Les larves matures sécrètent du fil de soie, avant de se transformer en nymphes et, deux semaines après, les frelons adultes émergent. Au total, de l’oviponte à l’émergence il se passe 45 jours en moyenne.
Les premiers frelons adultes sont tous des femelles stériles qui ont le devoir de nettoyer les alvéoles, d’aider la reine, sans oublier de protéger et d’agrandir le nid.
Elles remplacent la première enveloppe protectrice par une autre, irrégulière, de forme sphérique ou ellipsoïdale composée de très fines strates cartonnées, légèrement espacées, qui forme un revêtement isolant très efficace, afin de maintenir la température interne aux alentours de 30 °C ; le trou d’ouverture est placé dans le bas de l’enveloppe.

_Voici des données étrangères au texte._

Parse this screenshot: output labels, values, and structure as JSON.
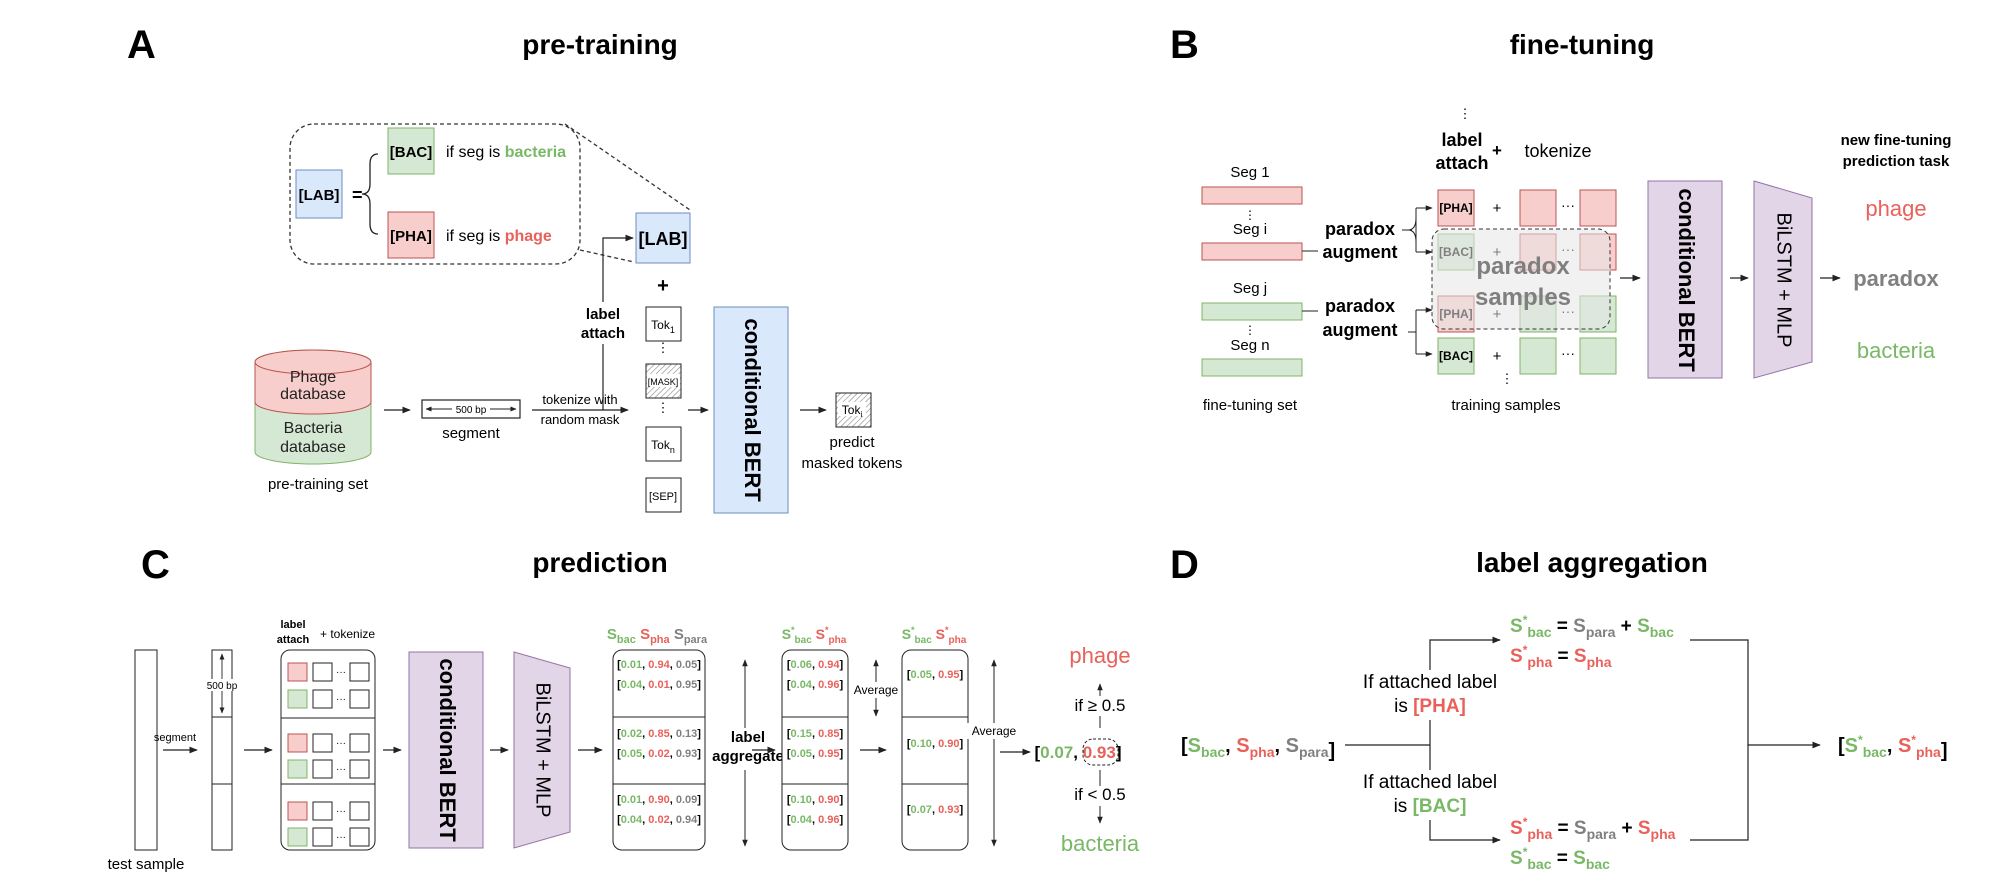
{
  "panels": {
    "A": {
      "letter": "A",
      "title": "pre-training"
    },
    "B": {
      "letter": "B",
      "title": "fine-tuning"
    },
    "C": {
      "letter": "C",
      "title": "prediction"
    },
    "D": {
      "letter": "D",
      "title": "label aggregation"
    }
  },
  "colors": {
    "bacteria": "#79b866",
    "phage": "#e8615b",
    "para": "#808080",
    "green_fill": "#d5e8d4",
    "red_fill": "#f8cecc",
    "blue_fill": "#dae8fc",
    "purple_fill": "#e1d5e7",
    "purple_stroke": "#9673a6",
    "blue_stroke": "#6c8ebf"
  },
  "A": {
    "lab_box": "[LAB]",
    "equals": "=",
    "bac_token": "[BAC]",
    "bac_cond_prefix": "if seg is ",
    "bac_cond_word": "bacteria",
    "pha_token": "[PHA]",
    "pha_cond_prefix": "if seg is ",
    "pha_cond_word": "phage",
    "phage_db": "Phage database",
    "bacteria_db": "Bacteria database",
    "pretraining_set": "pre-training set",
    "seg_len": "500 bp",
    "segment": "segment",
    "tokenize_mask_1": "tokenize with",
    "tokenize_mask_2": "random mask",
    "label_attach_1": "label",
    "label_attach_2": "attach",
    "lab_token": "[LAB]",
    "plus": "+",
    "tok1_base": "Tok",
    "tok1_sub": "1",
    "mask_token": "[MASK]",
    "tokn_base": "Tok",
    "tokn_sub": "n",
    "sep_token": "[SEP]",
    "model": "conditional BERT",
    "out_tok_base": "Tok",
    "out_tok_sub": "i",
    "predict_1": "predict",
    "predict_2": "masked tokens"
  },
  "B": {
    "seg1": "Seg 1",
    "segi": "Seg i",
    "segj": "Seg j",
    "segn": "Seg n",
    "finetuning_set": "fine-tuning set",
    "paradox_aug_1": "paradox",
    "paradox_aug_2": "augment",
    "label_attach_1": "label",
    "label_attach_2": "attach",
    "plus": "+",
    "tokenize": "tokenize",
    "pha_token": "[PHA]",
    "bac_token": "[BAC]",
    "ellipsis": "···",
    "paradox_samples_1": "paradox",
    "paradox_samples_2": "samples",
    "training_samples": "training samples",
    "model": "conditional BERT",
    "head": "BiLSTM + MLP",
    "task_title_1": "new fine-tuning",
    "task_title_2": "prediction task",
    "out_phage": "phage",
    "out_paradox": "paradox",
    "out_bacteria": "bacteria"
  },
  "C": {
    "test_sample": "test sample",
    "segment": "segment",
    "seg_len": "500 bp",
    "label_attach_1": "label",
    "label_attach_2": "attach",
    "plus_tokenize": "+ tokenize",
    "model": "conditional BERT",
    "head": "BiLSTM + MLP",
    "hdr1": [
      {
        "s": "S",
        "sub": "bac",
        "c": "bac"
      },
      {
        "s": "S",
        "sub": "pha",
        "c": "pha"
      },
      {
        "s": "S",
        "sub": "para",
        "c": "para"
      }
    ],
    "scores": [
      [
        [
          "0.01",
          "0.94",
          "0.05"
        ],
        [
          "0.04",
          "0.01",
          "0.95"
        ]
      ],
      [
        [
          "0.02",
          "0.85",
          "0.13"
        ],
        [
          "0.05",
          "0.02",
          "0.93"
        ]
      ],
      [
        [
          "0.01",
          "0.90",
          "0.09"
        ],
        [
          "0.04",
          "0.02",
          "0.94"
        ]
      ]
    ],
    "label_agg_1": "label",
    "label_agg_2": "aggregate",
    "agg": [
      [
        [
          "0.06",
          "0.94"
        ],
        [
          "0.04",
          "0.96"
        ]
      ],
      [
        [
          "0.15",
          "0.85"
        ],
        [
          "0.05",
          "0.95"
        ]
      ],
      [
        [
          "0.10",
          "0.90"
        ],
        [
          "0.04",
          "0.96"
        ]
      ]
    ],
    "average": "Average",
    "avg": [
      [
        "0.05",
        "0.95"
      ],
      [
        "0.10",
        "0.90"
      ],
      [
        "0.07",
        "0.93"
      ]
    ],
    "final": [
      "0.07",
      "0.93"
    ],
    "cond_ge": "if ≥ 0.5",
    "cond_lt": "if < 0.5",
    "out_phage": "phage",
    "out_bacteria": "bacteria"
  },
  "D": {
    "input_open": "[",
    "input_close": "]",
    "if_pha_1": "If attached label",
    "if_pha_2_prefix": "is ",
    "if_pha_2_token": "[PHA]",
    "if_bac_1": "If attached label",
    "if_bac_2_prefix": "is ",
    "if_bac_2_token": "[BAC]",
    "eq": "=",
    "plus": "+",
    "star": "*",
    "S": "S",
    "bac": "bac",
    "pha": "pha",
    "para": "para"
  }
}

Après la naissance des premières filles ouvrières, la reine fondatrice se consacre exclusivement à la ponte des œufs et les ouvrières, toujours plus nombreuses, volent à l’extérieur pour ravitailler le nid en matières de base nécessaires pour nourrir la reine et les larves.
Pour agrandir le nid, les ouvrières réalisent dans la partie basse du dernier étage d’alvéoles, de nombreux piliers de carton auxquels elles accrochent un niveau d’alvéoles parallèle au précédent.
Selon la puissance de la famille, déterminée par le nombre d’œufs pondus quotidiennement par la reine, et par les ressources environnementales, le nid peut comporter une dizaine d’étages, tous protégés par le revêtement cartonné.
Habituellement le nid contient au maximum quelques milliers d’alvéoles et mesure 50 cm de long, pour un diamètre de 30 cm, mais, exceptionnellement, il peut atteindre un mètre de long.
Au début de l’automne, la reine pond des œufs non fécondés qui donneront naissance aux mâles haploïdes. Après la naissance des derniers adultes commence le déclin de la colonie.
La reine, désormais vieille, ne sécrète plus l’hormone qui rend stériles les filles ouvrières, et dès lors les femelles qui émergent deviendront fécondes.
Ces dernières s’accoupleront avec les mâles d’autres nids et, une fois fécondées, s’en iront hiverner dans divers abris.
La vieille reine, qui a déjà cessé de pondre, et les filles ouvrières âgées, meurent petit à petit. Seules certaines ouvrières, parmi les plus jeunes, et quelques mâles peuvent survivre jusqu’à l’arrivée de l’hiver.
Le nid, désormais désert, est souvent saccagé par les fourmis et utilisé comme refuge par d’autres insectes qui y passent l’hiver au stade adulte. Ce sont souvent des punaises des plantes et des coccinellidés.
Les ouvrières de Vespa crabro sont souvent capturées par de nombreux oiseaux insectivores.
Parmi leurs prédateurs, le plus important est le Guêpier d’Europe (Merops apiaster) connu comme “mangeur d’abeilles” qui, en automne, rôde autour des ruches pour capturer les abeilles ouvrières qui rejoignent l’essaim et qui s’attaque souvent aux guêpes et aux frelons qui surveillent la zone afin de piller les ruches.
Synonymes
Vespa vessatore Harris, 1776; Vespa major Retz., 1783; Vespa germana Cristo, 1791; Vespa boreale Rad., 1863; Vespa flavofasciata Cameron, 1903; Vespa tartarea Buysson, 1904.